4 | Xi Jinping: ‘Bad Emperor’?

‘Since taking office in 2012,’ writes Mr. Tepperman, ‘Xi, in his single-minded pursuit of personal power, has systematically dismantled just about every reform meant to block the rise of a new Mao—to prevent what Francis Fukuyama has called the “Bad Emperor” problem.’

  • ‘Unfortunately for China, the reforms Xi has targeted were the same ones that had made it so successful in the intervening period.’

‘Over the last ten years, he has consolidated power in his own hands and eliminated bureaucratic incentives for truth-telling and achieving successful results, replacing them with a system that rewards just one thing:’

  • ‘loyalty.’

‘Meanwhile, he has imposed draconian new security laws and a high-tech surveillance system, cracked down on dissent, crushed independent nongovernmental organizations (even those that align with his policies), cut China off from foreign ideas, and turned the western territory Xinjiang into a giant concentration camp for Muslim Uyghurs.’

  • ‘And in the past year, he has also launched a war on China’s billionaires, pummeled its star tech firms, and increased the power and financing of the country’s inefficient and underperforming state-owned enterprises—starving private businesses of capital in the process.’

‘Xi also faces external problems on just about every front—'

  • ‘again mostly of his own making.’

‘Having abandoned Deng’s dictum that China “hide its strength and bide its time,” he has instead sought confrontation. That has meant:’

  • ‘accelerating land grabs in the South and East China Seas,’
  • ‘threatening Taiwan,’
  • ‘using usurious loans tendered under the Belt and Road Initiative to grab control of foreign infrastructure,’
  • ‘encouraging China’s envoys to engage in bullying “wolf-warrior” diplomacy, and most recently,’
  • ‘backing Russia in its illegal and unpopular war on Ukraine.’

‘The consequences have been predictable:’

  • ‘around the world, Beijing’s public standing has fallen to near- or all-time lows,’
  • ‘while states on China’s periphery have poured money into their militaries, crowded under Washington’s security umbrella, and embraced new security pacts such as the Quadrilateral Security Dialogue (which links Australia, India, Japan, and the United States) and AUKUS (a trilateral security pact between Australia, the United Kingdom, and the United States).’

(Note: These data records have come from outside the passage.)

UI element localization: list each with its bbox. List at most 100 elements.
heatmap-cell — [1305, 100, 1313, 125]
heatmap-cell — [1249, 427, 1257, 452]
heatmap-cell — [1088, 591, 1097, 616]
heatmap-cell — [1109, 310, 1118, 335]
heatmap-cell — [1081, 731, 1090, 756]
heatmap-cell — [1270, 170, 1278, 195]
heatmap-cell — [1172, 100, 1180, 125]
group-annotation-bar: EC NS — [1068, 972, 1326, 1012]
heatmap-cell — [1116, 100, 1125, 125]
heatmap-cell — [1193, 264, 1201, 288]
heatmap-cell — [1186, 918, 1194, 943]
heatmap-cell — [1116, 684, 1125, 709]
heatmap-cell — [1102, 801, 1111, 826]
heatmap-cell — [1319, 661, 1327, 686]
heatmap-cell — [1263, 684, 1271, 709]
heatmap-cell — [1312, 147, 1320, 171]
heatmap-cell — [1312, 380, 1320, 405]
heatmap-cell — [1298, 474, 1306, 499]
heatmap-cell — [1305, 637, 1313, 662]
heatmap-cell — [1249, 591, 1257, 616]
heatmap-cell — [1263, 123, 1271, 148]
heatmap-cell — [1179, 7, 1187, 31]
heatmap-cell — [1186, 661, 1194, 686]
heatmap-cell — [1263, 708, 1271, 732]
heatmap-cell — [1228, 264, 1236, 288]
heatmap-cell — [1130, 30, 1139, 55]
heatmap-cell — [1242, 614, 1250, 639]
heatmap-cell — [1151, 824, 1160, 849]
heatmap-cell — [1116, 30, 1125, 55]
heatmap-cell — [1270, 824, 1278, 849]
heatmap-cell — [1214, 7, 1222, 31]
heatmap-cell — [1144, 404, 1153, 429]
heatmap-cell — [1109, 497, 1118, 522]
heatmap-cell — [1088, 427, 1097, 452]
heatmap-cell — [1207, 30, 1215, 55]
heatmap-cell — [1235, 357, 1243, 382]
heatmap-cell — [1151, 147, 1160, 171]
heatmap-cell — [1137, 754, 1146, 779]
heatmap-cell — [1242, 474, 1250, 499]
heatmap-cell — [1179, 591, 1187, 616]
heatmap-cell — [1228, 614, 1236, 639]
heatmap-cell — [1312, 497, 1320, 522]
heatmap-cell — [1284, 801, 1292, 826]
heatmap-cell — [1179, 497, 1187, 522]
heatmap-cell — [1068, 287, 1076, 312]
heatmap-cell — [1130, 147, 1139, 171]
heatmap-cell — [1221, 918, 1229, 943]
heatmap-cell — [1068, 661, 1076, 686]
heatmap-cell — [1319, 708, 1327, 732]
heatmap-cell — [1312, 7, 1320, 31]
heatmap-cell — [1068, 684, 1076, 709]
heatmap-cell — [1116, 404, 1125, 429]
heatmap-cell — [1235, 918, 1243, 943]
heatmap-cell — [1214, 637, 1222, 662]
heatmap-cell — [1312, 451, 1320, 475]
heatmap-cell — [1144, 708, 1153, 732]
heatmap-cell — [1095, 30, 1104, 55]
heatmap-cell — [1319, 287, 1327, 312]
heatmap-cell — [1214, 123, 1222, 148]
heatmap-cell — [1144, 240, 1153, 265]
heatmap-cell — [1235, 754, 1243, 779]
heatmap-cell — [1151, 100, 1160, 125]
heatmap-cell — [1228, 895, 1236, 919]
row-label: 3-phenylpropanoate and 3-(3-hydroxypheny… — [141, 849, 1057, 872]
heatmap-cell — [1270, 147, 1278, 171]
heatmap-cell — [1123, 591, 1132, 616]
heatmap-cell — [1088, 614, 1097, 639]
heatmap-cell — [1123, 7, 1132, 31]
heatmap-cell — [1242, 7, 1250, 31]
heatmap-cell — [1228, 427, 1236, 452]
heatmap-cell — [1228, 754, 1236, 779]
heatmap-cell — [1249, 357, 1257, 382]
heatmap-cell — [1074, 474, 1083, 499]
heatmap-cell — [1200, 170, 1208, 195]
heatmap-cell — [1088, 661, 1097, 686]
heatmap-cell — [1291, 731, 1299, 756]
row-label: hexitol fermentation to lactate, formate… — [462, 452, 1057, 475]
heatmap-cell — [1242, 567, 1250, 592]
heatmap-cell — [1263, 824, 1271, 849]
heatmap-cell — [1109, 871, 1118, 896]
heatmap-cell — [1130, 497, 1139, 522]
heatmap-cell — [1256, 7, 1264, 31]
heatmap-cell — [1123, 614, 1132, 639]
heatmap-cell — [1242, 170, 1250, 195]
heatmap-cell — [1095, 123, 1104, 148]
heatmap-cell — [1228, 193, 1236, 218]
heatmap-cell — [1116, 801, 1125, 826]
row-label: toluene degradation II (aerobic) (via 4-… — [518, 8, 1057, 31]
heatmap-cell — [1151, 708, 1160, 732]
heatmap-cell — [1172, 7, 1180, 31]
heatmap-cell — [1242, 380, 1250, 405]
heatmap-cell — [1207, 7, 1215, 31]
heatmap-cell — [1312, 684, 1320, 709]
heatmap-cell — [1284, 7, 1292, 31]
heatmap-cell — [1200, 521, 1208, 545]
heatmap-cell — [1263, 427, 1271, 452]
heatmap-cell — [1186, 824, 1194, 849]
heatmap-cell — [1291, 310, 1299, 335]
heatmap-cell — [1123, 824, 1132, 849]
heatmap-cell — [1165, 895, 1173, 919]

‘The recent party congress was just the icing on this toxic cake.’

  • ‘More than a display of China’s grandeur, the event served to highlight its growing flaws.’

‘It was Xi’s coronation as China’s latest Bad Emperor.’

5 | The most consequential outcome of 2022

Do the Chinese people think Mr. Xi is a Bad Emperor?

  • Not that I’ve seen.

Those of us outside China have watched Mr. Xi falter in the ways Mr. Tepperman describes.

  • The Chinese people, consuming only Party-controlled media, have not.

Until now, that is.

  • When they can directly ‘seek truth from facts’ from their own lived experiences.

Some have asked me what will be the greatest risk to China in the next five years.

  • My answer: That Xi Jinping will overstep and enact policies that Chinese people won’t accept, especially those that have a direct impact on their lives and livelihoods.

As I have often said:

  • The Chinese are patient, until they aren’t.

TheCOVID policy debacle shows this.

  • More tests of their patience are on their way if the Chinese people begin to perceive Mr. Xi is, in fact, a ‘not terribly effective dictator,’.

Then, this first change in their perception of Xi Jinping will turn out to be the most consequential outcome in China in 2022.

  • Because, as I said in the opening, the Chinese people might obey an obstinate and ruthless dictator but not an ineffective one.